Chris Harshman - Tuesday, June 19, 2018 3:16 PM
ranitb - Tuesday, June 19, 2018 8:27 AM
...
Background - There's a SP which builds a Fact table (say CT) with 30 odd columns, of which 12 are Dim Keys. Total records ~10M.
Table CT is drop and create. If the SP has to be divided into few logical steps (say 10 steps), in the 3rd or 4th step there's a ADD Constraint (PK+clustered). The 1st and 2nd steps, insert records into CT. The 5th and subsequent steps, they update various columns (measures) in these records by reading and computing data from other tables/facts. These joins are done on all the Dim Keys all together at once.
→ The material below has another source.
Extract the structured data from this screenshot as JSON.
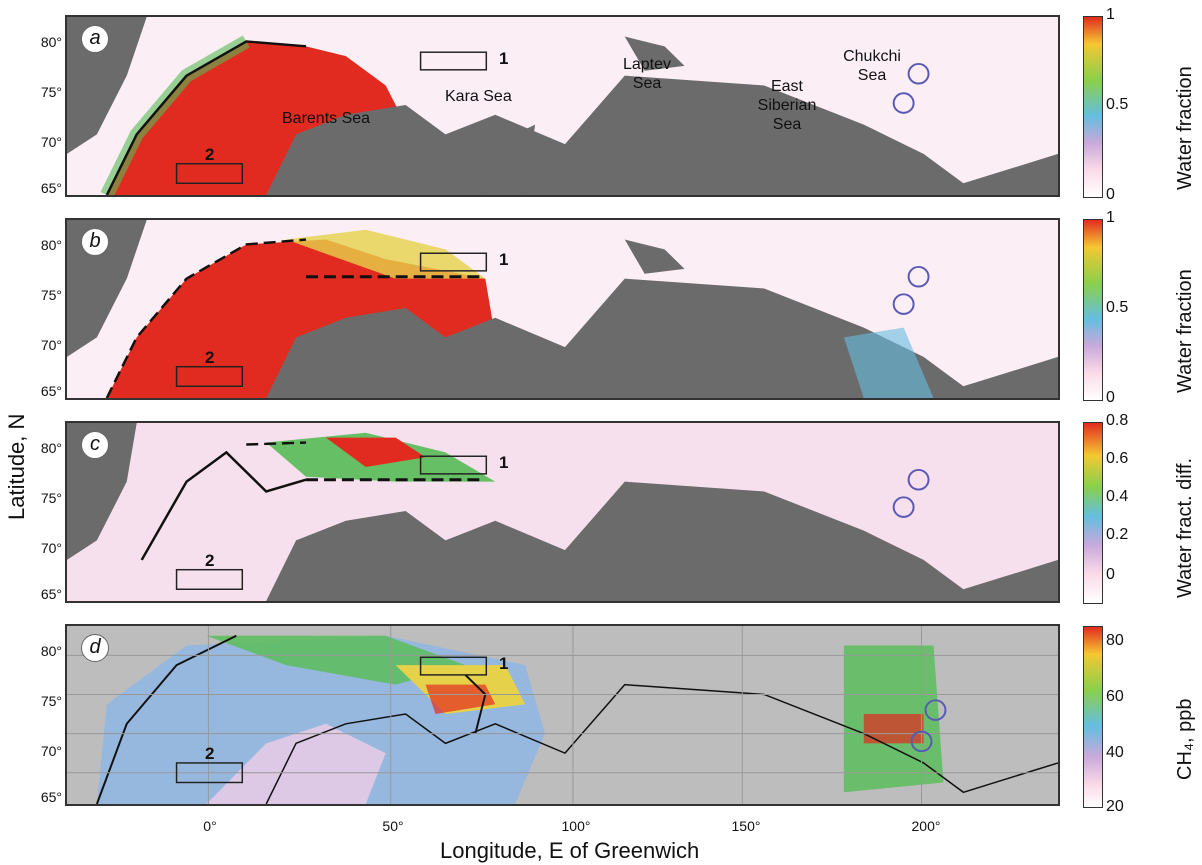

...Is this PK really required on all the DIM keys? I understand that since CT table is joined with other tables using all the DIM Keys together, so they are all being included in the PK.
...
I'm on - SS 2008 R2 (SP1) - Standard Edition
Regards,
RB
There are a number of things odd about this setup.
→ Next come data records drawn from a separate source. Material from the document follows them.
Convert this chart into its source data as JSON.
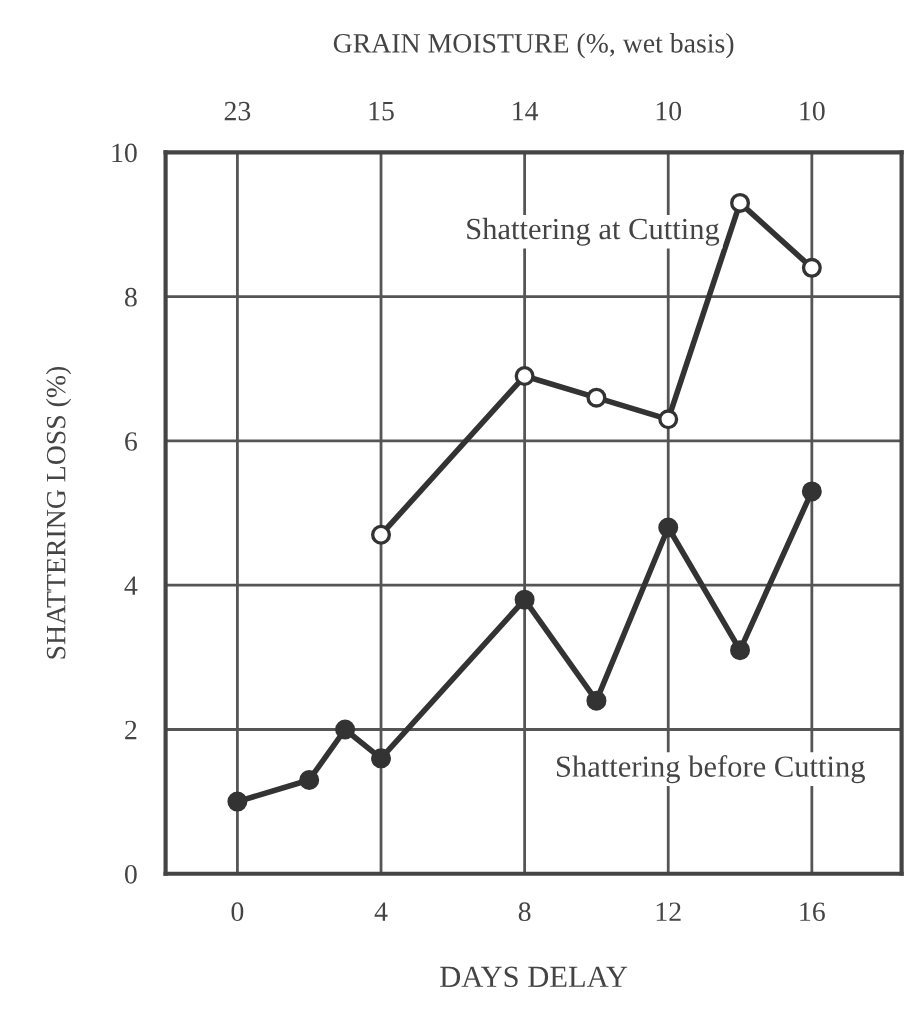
{
  "chart_data": {
    "type": "line",
    "xlabel": "DAYS DELAY",
    "ylabel": "SHATTERING LOSS (%)",
    "x2label": "GRAIN MOISTURE (%, wet basis)",
    "series": [
      {
        "x": [
          4,
          8,
          10,
          12,
          14,
          16
        ],
        "values": [
          4.7,
          6.9,
          6.6,
          6.3,
          9.3,
          8.4
        ],
        "color": "#333333",
        "marker": "circle"
      },
      {
        "x": [
          0,
          2,
          3,
          4,
          8,
          10,
          12,
          14,
          16
        ],
        "values": [
          1.0,
          1.3,
          2.0,
          1.6,
          3.8,
          2.4,
          4.8,
          3.1,
          5.3
        ],
        "color": "#333333",
        "marker": "circle"
      }
    ],
    "annotations": [
      "Shattering at Cutting",
      "Shattering before Cutting",
      "23",
      "15",
      "14",
      "10",
      "10"
    ],
    "xlim": [
      -2,
      18.5
    ],
    "xticks": [
      0,
      4,
      8,
      12,
      16
    ],
    "ylim": [
      0,
      10
    ],
    "yticks": [
      0,
      2,
      4,
      6,
      8,
      10
    ],
    "grid": true,
    "line_style": "solid"
  }
}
- SS 2008 R2 Service Pack 3 has been out for quite a while, why are you still on SP1?
- It seems counter-intuitive that you would regularly query the fact table with ALL the dimension keys. Some such as a date dimension would always be used but I could easily see others only being queried sometimes. Index for how reports and users queries will be run against this table not for how you load them.
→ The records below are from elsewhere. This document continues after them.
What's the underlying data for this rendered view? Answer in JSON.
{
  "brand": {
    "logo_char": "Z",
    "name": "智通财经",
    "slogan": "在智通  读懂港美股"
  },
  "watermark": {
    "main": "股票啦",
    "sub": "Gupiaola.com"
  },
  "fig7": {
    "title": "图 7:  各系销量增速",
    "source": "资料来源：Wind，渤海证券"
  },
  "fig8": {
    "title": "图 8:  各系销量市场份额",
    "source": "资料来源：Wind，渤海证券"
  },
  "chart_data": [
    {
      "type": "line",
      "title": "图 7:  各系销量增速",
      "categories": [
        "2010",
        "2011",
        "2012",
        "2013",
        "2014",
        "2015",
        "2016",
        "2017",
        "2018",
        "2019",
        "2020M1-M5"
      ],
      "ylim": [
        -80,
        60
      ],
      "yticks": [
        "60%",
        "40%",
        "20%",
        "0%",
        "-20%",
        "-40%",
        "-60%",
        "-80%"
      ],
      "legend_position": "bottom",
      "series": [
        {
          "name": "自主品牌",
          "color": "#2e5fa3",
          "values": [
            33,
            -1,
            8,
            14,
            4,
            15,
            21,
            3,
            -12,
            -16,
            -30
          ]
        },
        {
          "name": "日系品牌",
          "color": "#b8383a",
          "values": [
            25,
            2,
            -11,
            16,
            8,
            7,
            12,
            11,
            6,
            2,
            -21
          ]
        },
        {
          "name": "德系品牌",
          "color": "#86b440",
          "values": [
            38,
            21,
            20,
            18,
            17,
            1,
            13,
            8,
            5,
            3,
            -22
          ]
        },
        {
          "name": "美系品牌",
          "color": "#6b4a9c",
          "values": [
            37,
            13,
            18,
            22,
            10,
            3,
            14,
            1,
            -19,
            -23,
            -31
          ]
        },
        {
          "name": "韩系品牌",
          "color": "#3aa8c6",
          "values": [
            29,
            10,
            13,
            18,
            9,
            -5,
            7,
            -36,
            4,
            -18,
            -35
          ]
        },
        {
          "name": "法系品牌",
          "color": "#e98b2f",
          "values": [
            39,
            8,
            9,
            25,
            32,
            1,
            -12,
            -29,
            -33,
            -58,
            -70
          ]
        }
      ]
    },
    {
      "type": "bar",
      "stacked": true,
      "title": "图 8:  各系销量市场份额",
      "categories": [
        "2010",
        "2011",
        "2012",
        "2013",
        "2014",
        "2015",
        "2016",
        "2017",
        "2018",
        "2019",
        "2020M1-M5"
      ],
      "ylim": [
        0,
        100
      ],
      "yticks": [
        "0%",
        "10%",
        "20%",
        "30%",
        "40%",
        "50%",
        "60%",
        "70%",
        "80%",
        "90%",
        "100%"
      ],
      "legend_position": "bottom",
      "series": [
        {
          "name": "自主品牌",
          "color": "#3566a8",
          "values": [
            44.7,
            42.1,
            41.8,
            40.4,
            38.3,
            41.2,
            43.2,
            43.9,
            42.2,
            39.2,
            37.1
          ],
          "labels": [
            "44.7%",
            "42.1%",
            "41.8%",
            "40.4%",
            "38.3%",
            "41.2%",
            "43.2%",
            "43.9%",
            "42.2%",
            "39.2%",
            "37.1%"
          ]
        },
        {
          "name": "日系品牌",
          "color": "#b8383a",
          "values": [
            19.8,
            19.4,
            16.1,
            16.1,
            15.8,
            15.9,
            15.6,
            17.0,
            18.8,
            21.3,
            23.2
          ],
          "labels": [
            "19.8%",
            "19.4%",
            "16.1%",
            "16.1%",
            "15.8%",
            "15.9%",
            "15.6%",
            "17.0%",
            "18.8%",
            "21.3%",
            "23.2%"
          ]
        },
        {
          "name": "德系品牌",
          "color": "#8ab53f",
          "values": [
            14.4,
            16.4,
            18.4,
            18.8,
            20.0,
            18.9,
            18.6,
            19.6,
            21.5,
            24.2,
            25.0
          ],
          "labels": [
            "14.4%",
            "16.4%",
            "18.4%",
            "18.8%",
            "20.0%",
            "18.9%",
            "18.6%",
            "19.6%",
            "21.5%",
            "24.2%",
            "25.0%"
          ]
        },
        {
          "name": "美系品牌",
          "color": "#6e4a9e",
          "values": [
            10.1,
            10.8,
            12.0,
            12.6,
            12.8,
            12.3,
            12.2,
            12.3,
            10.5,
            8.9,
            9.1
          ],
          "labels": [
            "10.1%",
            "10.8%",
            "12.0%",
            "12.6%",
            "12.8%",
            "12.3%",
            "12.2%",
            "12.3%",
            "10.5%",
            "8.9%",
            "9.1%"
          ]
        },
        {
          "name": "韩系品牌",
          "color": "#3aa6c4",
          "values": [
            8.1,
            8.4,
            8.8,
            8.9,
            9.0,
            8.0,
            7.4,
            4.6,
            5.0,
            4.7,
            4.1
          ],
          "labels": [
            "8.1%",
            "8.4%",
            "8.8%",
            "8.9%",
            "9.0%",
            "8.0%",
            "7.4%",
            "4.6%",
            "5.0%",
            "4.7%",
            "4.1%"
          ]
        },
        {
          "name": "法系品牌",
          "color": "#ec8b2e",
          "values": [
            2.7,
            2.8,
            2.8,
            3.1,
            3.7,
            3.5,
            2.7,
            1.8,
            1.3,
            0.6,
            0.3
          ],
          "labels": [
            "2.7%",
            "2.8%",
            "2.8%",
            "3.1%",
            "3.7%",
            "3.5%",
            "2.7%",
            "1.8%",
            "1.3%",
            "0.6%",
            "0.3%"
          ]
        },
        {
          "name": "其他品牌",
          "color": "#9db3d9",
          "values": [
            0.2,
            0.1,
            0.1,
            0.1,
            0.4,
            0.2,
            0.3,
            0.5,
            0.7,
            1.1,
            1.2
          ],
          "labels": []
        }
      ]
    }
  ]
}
- I agree with Scott that adding the clustered index before the data is loaded would probably be better overall than loading the data, then essentially rebuilding the table by adding the clustered index after.

The joins would always use all the dimension keys. Having the tables identically clustered allows for a merge join possibility. Merge joins are extraordinarily efficient when they're applicable.

SQL DBA,SQL Server MVP(07, 08, 09) A socialist is someone who will give you the shirt off *someone else's* back.